A Virginia landmark is reminding Americans that the nation’s first official English Thanksgiving didn’t happen in Plymouth—but two years earlier along the James River.
On December 4th, 1619, Captain John Woodlief and 37 English settlers arrived at Berkeley Hundred, where they held a religious day of thanksgiving, as ordered by the Virginia Company of London. Unlike the feast often associated with the Pilgrims, this was a solemn prayer service giving thanks for safe passage across the Atlantic.
The tradition lasted only two years before the deadly Powhatan attack of 1622 devastated the settlement, and the event faded from public memory for centuries.

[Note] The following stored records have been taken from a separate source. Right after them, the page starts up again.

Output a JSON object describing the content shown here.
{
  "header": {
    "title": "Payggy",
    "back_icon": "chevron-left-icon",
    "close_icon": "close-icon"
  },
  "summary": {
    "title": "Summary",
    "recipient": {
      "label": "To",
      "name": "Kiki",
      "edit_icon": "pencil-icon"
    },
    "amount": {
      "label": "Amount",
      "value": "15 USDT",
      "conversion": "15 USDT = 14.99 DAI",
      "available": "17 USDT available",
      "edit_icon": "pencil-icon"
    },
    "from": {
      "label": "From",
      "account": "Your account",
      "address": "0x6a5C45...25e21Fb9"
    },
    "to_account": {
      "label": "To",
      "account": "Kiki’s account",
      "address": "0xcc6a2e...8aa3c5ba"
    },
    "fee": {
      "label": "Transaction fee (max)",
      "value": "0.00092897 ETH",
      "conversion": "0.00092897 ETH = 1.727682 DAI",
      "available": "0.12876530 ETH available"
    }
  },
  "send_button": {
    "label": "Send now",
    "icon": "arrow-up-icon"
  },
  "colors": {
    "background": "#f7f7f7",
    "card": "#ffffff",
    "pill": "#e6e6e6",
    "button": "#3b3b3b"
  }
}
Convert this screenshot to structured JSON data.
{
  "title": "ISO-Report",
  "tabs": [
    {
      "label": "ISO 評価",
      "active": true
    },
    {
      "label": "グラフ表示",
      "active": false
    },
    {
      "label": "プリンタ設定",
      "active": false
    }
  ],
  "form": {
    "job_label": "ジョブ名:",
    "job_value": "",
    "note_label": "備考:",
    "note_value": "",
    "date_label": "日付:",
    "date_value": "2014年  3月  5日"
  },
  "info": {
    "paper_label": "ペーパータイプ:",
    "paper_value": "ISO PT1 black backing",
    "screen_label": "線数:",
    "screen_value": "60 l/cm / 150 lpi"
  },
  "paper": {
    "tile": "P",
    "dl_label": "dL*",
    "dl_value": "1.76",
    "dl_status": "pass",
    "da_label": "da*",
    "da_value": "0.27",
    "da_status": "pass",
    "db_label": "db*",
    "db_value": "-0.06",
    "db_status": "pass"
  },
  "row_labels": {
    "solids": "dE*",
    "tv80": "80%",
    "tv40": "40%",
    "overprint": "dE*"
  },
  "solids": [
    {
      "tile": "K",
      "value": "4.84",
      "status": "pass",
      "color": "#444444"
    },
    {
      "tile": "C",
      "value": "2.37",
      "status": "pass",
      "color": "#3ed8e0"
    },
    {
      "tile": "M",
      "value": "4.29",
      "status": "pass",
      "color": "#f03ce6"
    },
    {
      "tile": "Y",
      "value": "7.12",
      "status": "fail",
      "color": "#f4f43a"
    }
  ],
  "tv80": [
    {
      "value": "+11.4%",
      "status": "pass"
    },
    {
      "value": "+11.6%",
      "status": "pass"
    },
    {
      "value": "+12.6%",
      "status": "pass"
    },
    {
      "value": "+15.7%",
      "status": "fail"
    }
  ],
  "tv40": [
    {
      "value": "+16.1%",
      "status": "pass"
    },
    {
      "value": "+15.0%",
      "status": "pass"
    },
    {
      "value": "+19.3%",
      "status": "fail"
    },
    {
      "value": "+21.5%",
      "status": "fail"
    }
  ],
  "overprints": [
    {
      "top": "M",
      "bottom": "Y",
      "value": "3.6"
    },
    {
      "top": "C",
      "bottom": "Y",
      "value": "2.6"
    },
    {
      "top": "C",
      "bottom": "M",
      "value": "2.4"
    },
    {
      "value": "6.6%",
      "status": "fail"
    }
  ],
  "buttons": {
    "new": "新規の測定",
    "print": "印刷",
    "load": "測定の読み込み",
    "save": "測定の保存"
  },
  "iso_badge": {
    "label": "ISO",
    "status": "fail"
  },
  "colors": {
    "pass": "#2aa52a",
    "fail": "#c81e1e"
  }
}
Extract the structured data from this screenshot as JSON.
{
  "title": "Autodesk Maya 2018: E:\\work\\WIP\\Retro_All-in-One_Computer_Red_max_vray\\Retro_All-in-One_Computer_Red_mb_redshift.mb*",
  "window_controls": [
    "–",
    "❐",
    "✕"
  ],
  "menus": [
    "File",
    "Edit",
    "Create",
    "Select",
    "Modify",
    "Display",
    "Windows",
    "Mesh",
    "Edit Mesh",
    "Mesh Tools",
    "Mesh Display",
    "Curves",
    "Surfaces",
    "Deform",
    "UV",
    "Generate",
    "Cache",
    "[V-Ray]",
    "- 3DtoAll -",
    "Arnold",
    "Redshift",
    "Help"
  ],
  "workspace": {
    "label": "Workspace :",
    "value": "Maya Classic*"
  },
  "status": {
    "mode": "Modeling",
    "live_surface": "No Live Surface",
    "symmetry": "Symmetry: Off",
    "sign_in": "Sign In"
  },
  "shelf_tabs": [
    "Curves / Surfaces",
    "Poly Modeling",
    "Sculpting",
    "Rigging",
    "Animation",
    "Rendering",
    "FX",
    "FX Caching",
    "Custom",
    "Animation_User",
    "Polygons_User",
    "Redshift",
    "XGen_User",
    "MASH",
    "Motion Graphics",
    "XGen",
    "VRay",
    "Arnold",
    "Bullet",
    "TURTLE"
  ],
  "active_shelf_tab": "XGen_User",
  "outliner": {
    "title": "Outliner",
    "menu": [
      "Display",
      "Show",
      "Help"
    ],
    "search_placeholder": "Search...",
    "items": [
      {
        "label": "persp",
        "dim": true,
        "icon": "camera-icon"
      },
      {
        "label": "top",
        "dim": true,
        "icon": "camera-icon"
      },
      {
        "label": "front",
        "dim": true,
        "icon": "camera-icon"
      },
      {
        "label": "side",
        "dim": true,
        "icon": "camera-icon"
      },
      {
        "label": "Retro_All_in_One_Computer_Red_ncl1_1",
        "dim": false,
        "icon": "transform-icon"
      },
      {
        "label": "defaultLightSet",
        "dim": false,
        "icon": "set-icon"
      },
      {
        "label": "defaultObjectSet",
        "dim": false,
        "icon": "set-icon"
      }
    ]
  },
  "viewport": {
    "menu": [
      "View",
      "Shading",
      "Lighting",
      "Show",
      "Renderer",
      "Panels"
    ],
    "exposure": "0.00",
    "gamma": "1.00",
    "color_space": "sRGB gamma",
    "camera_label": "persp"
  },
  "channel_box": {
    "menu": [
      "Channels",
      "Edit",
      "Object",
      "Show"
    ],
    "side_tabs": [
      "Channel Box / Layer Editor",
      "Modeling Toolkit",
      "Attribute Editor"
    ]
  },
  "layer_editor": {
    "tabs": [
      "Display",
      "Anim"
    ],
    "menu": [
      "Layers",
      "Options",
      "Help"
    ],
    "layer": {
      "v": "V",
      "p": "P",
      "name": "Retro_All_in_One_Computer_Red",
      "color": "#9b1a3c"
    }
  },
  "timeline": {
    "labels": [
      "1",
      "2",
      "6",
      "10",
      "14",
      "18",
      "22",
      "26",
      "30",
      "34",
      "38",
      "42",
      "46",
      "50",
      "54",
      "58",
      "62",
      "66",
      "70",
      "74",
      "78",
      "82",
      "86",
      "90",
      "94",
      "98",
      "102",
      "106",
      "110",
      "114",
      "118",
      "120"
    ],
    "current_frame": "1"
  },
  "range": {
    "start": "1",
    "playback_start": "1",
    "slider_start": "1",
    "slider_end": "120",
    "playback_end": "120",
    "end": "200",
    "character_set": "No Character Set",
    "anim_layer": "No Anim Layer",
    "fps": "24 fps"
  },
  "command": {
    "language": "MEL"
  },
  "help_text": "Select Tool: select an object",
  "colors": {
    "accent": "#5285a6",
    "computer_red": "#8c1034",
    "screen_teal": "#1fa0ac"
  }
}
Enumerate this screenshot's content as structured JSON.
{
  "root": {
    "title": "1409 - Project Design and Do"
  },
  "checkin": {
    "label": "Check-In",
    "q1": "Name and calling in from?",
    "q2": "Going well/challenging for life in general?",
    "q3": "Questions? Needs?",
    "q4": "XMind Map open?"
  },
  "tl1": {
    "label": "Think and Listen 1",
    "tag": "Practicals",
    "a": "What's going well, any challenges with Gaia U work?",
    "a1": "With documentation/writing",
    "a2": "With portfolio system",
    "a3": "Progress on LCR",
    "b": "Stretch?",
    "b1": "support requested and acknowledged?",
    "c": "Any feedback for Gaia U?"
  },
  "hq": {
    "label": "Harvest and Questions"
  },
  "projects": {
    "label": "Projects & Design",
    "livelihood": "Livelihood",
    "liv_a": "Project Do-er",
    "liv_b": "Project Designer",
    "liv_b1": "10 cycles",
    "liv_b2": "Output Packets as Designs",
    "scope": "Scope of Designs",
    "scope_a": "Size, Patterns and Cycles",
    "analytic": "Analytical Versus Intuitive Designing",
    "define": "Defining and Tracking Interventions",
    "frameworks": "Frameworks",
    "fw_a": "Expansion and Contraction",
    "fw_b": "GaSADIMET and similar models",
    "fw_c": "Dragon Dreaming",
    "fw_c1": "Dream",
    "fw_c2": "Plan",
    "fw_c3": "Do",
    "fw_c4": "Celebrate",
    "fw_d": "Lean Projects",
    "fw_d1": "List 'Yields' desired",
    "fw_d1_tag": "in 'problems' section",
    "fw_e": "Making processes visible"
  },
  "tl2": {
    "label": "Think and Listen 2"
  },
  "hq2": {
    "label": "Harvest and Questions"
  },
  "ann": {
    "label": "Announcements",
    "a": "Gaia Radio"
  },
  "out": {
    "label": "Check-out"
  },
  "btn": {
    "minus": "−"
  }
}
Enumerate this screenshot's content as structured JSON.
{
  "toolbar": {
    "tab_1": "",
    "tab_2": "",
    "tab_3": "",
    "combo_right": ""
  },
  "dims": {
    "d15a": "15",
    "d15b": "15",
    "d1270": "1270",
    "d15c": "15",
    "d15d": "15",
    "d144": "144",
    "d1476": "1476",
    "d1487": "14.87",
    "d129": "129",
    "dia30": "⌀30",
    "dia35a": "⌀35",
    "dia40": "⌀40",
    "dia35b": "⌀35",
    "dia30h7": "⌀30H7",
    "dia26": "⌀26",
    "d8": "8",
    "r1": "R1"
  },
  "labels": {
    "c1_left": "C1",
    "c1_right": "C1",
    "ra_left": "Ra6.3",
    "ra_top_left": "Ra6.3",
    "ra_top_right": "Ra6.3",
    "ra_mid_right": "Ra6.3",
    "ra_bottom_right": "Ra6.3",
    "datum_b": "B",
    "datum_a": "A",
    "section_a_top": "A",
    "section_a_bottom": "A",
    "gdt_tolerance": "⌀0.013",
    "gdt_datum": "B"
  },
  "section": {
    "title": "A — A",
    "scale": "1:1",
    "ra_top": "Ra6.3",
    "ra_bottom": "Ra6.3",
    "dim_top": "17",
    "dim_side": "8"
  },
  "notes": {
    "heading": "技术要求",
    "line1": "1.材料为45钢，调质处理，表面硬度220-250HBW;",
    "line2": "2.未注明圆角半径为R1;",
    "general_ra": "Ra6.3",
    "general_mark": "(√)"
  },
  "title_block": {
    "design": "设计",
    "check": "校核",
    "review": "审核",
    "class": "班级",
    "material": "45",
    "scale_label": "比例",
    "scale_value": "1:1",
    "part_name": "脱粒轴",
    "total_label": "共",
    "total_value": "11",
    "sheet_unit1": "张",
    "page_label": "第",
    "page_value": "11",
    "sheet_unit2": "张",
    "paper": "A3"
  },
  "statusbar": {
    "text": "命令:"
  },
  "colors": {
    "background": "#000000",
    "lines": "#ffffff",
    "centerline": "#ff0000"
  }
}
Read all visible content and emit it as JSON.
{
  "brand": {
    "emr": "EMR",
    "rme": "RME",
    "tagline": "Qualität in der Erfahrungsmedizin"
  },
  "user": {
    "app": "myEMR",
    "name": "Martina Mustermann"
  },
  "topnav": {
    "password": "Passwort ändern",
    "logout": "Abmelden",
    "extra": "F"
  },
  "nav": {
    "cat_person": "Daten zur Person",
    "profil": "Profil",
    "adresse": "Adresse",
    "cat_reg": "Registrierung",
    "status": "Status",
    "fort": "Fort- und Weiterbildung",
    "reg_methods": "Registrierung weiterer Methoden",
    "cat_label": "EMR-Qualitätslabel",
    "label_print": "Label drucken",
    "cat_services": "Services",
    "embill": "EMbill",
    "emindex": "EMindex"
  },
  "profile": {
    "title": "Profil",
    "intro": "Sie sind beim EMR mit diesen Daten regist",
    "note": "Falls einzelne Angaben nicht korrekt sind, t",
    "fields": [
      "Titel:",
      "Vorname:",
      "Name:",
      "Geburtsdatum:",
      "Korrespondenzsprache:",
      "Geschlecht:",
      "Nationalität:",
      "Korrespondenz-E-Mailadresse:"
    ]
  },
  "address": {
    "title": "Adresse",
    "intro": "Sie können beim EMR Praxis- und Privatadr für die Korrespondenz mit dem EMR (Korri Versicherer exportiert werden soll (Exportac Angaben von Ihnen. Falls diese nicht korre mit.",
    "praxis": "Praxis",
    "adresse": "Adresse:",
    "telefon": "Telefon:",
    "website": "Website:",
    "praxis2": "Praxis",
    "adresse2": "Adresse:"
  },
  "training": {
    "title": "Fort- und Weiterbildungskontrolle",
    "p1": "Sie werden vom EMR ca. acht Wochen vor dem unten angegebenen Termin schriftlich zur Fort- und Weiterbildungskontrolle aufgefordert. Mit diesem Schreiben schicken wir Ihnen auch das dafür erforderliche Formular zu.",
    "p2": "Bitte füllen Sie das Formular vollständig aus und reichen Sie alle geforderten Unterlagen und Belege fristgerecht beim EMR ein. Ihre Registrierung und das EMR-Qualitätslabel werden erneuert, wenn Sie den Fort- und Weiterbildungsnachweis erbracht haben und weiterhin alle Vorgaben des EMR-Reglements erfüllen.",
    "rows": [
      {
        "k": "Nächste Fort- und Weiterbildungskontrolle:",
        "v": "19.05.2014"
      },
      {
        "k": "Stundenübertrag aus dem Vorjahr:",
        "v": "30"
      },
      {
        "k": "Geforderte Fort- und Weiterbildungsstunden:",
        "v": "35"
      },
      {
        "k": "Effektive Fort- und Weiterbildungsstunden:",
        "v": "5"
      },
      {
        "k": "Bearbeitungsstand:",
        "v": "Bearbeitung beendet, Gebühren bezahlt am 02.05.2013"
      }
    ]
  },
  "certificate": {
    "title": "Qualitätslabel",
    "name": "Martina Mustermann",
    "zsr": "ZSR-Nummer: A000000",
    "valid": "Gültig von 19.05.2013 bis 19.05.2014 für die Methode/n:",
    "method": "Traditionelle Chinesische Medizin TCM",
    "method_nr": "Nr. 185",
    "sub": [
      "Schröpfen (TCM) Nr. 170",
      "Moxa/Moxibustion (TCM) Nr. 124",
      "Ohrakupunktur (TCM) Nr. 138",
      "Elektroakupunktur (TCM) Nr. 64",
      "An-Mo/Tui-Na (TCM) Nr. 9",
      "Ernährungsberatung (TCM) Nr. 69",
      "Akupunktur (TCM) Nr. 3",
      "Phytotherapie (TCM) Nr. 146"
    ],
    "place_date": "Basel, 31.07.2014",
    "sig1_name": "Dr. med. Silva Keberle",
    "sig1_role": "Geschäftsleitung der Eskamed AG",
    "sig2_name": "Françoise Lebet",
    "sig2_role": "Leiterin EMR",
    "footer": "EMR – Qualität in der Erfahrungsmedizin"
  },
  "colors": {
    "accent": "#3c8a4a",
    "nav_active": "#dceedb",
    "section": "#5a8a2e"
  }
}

It wasn’t until 1963 that President John F. Kennedy formally recognized Berkeley Plantation as the site of America’s first English Thanksgiving.
Today, the story lives on through the annual Virginia Thanksgiving Festival, held each November at Berkeley Plantation. The event features historical reenactments, including the settlers’ landing on the James River. Visitors to the plantation can also explore the elegant 1726 Georgian mansion—birthplace of President William Henry Harrison and Benjamin Harrison V, a signer of the Declaration of Independence, and tour a museum filled with colonial, Native American, and Civil War artifacts. The grounds also hold a special place in military history: during the Civil War, Union General Daniel Butterfield composed the bugle call “Taps” right there at Berkeley.